So the big question I’m getting asked more and more now is ‘Will the Chinese go to the Shanghai World Expo 2010?’ but the real question is ‘Do the real Chinese actually care about it?  Fortunately the powers to be do – they have a lot on the line from an international standpoint.  It is reflected in the amount of road works going on right now all across Shanghai, the media spend on outdoor billboards consumed with Expo promotional messages and the growing number of tender opportunities that are apparent.

The investment is large and China have a great ability in showing the world what a progressive country they can be, anyone who viewed the Beijing opening and closing ceremonies in 2008 would appreciate that.  Even though, I have still been on the fence but the more I think about it the more I feel, right or wrong that simply the bulk of the local population (including Shanghai) won’t go and potentially couldn’t care less about it at all. 

The key factors I believe the locals won’t embrace the Shanghai EXPO 2010 is simply:


Overindulgence and a basic need of survival

Overindulgence is something most of us do on an hourly basis.  Simply sipping that cup of latte or the extra cardio work out would constitute an expression of overindulgence to over 95% of China’s population.  The fact is they live (now more than ever) on a needs based lifestyle.  To me, they simply do what is absolutely required of them to complete their days – overspending on gifts, food and more personal luxuries are not an option.  What is popular is saving what you have and enjoying basic tings with your family.
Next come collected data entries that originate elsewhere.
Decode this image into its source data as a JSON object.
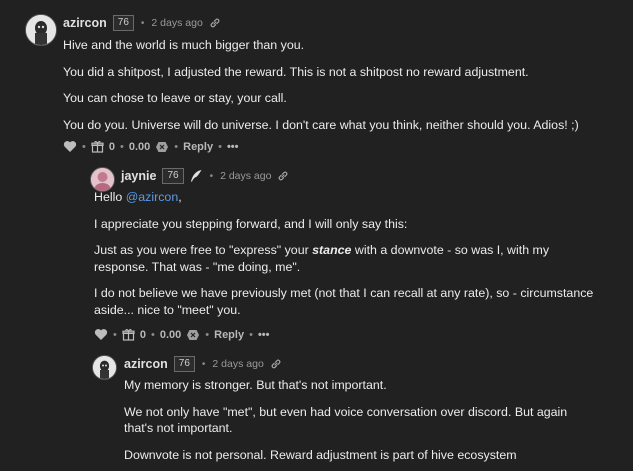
{
  "comments": [
    {
      "author": "azircon",
      "reputation": "76",
      "date": "2 days ago",
      "paragraphs": [
        "Hive and the world is much bigger than you.",
        "You did a shitpost, I adjusted the reward. This is not a shitpost no reward adjustment.",
        "You can chose to leave or stay, your call.",
        "You do you. Universe will do universe. I don't care what you think, neither should you. Adios! ;)"
      ],
      "actions": {
        "gift_count": "0",
        "payout": "0.00",
        "reply_label": "Reply",
        "more_label": "•••"
      }
    },
    {
      "author": "jaynie",
      "reputation": "76",
      "date": "2 days ago",
      "greeting_prefix": "Hello ",
      "mention": "@azircon",
      "greeting_suffix": ",",
      "paragraphs": [
        "I appreciate you stepping forward, and I will only say this:"
      ],
      "p3_before": "Just as you were free to \"express\" your ",
      "p3_emphasis": "stance",
      "p3_after": " with a downvote - so was I, with my response. That was - \"me doing, me\".",
      "p4": "I do not believe we have previously met (not that I can recall at any rate), so - circumstance aside... nice to \"meet\" you.",
      "actions": {
        "gift_count": "0",
        "payout": "0.00",
        "reply_label": "Reply",
        "more_label": "•••"
      }
    },
    {
      "author": "azircon",
      "reputation": "76",
      "date": "2 days ago",
      "paragraphs": [
        "My memory is stronger. But that's not important.",
        "We not only have \"met\", but even had voice conversation over discord. But again that's not important.",
        "Downvote is not personal. Reward adjustment is part of hive ecosystem"
      ]
    }
  ],
  "colors": {
    "background": "#212121",
    "text": "#ececec",
    "mention": "#5b9ce8",
    "muted": "#9a9a9a"
  },
  "icons": [
    "heart-icon",
    "gift-icon",
    "hive-icon",
    "link-icon",
    "quill-icon"
  ]
}
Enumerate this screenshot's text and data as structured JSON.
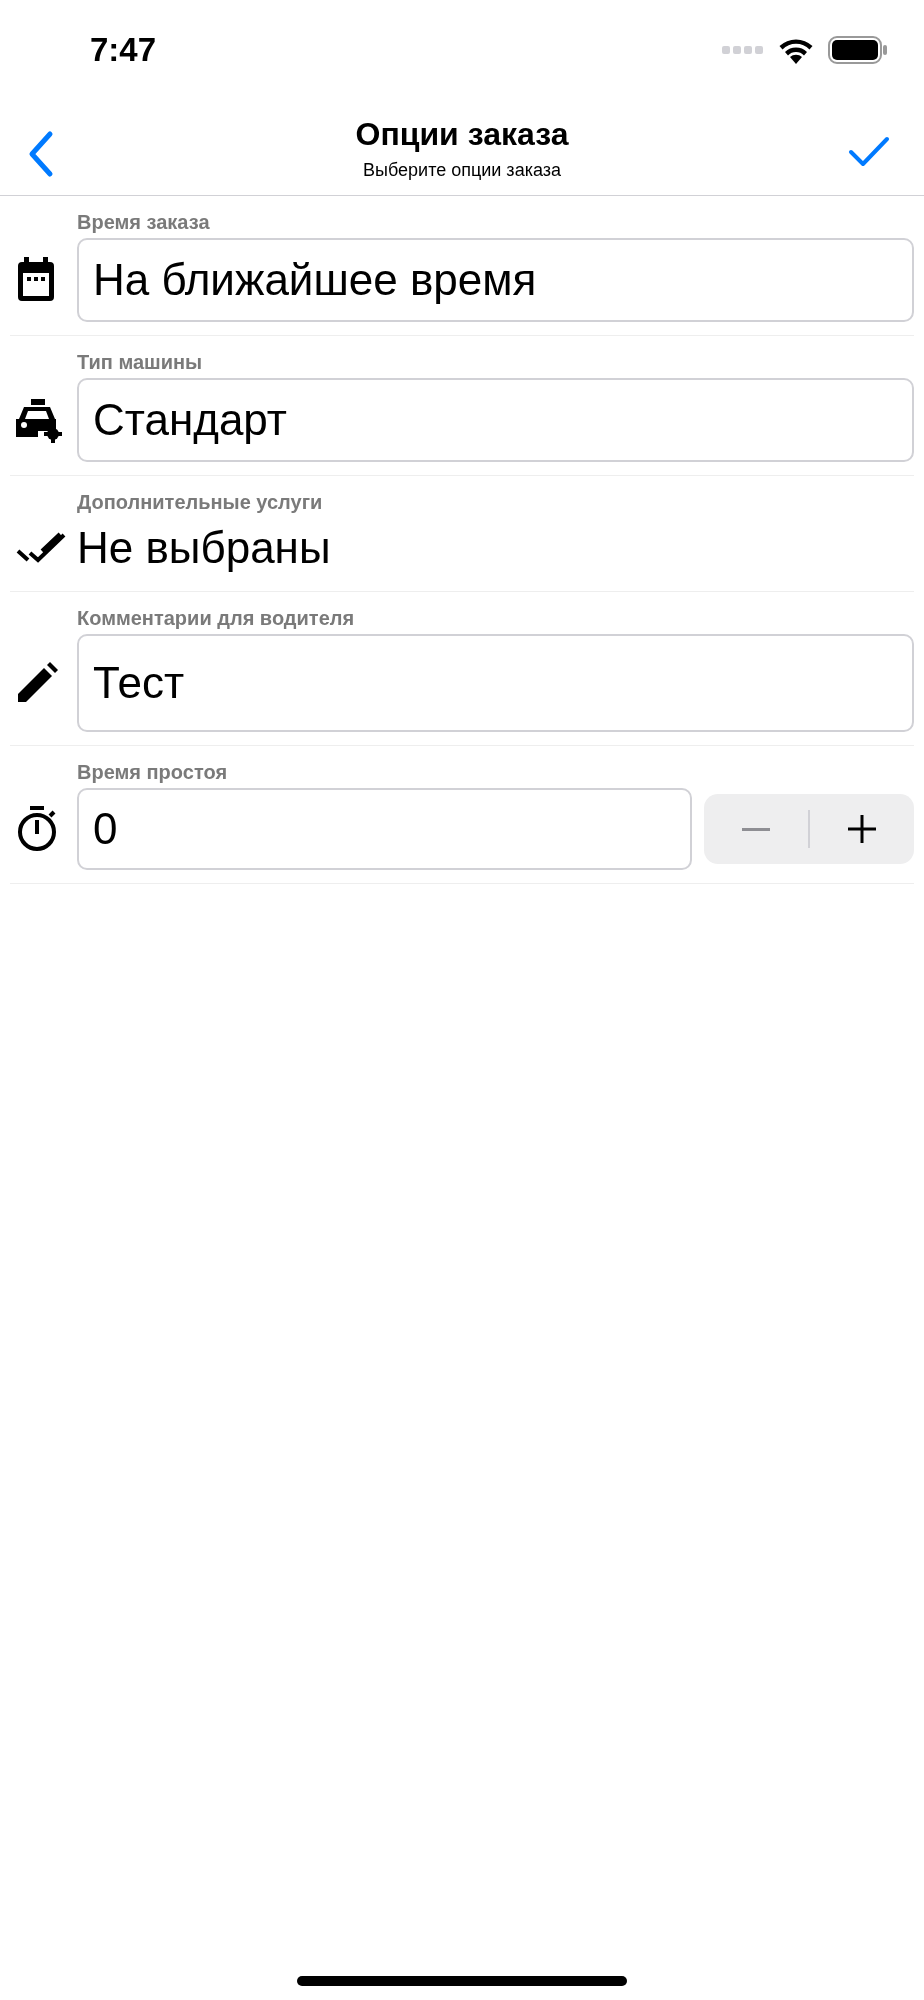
{
  "status_bar": {
    "time": "7:47"
  },
  "nav": {
    "title": "Опции заказа",
    "subtitle": "Выберите опции заказа"
  },
  "rows": [
    {
      "kind": "field",
      "label": "Время заказа",
      "value": "На ближайшее время"
    },
    {
      "kind": "field",
      "label": "Тип машины",
      "value": "Стандарт"
    },
    {
      "kind": "text",
      "label": "Дополнительные услуги",
      "value": "Не выбраны"
    },
    {
      "kind": "field",
      "label": "Комментарии для водителя",
      "value": "Тест"
    },
    {
      "kind": "stepper",
      "label": "Время простоя",
      "value": "0",
      "decrement_disabled": true,
      "increment_disabled": false
    }
  ]
}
They just don’t need to go to the Expo and they don’t see the point.

And to be honest I don’t blame them at all.  Given the repercussions that followed the Mao period of the 1960’s, this generation of baby boomers are holding on to what ‘ever’ they have.  Things were taken away and equalised.  Any sign of luxury, overindulgence or simply ‘having more’ was forbidden and punished.

The next generation however are another story – but we are still at least two decades away before the cultural trend is exposed across a larger piece of the population in China.  In addition this ‘younger’ more aggressive, urban, trend setting group seem to be a lot more into their own personal interests rather than pursue cultural and international agendas.

Even so I still believe the traffic will flock the Expo 2010.  The local government have a lot riding on this so Im certain every school within a 300km radius will attend, many foreigners will be curious and the privileged guests will make a significant number.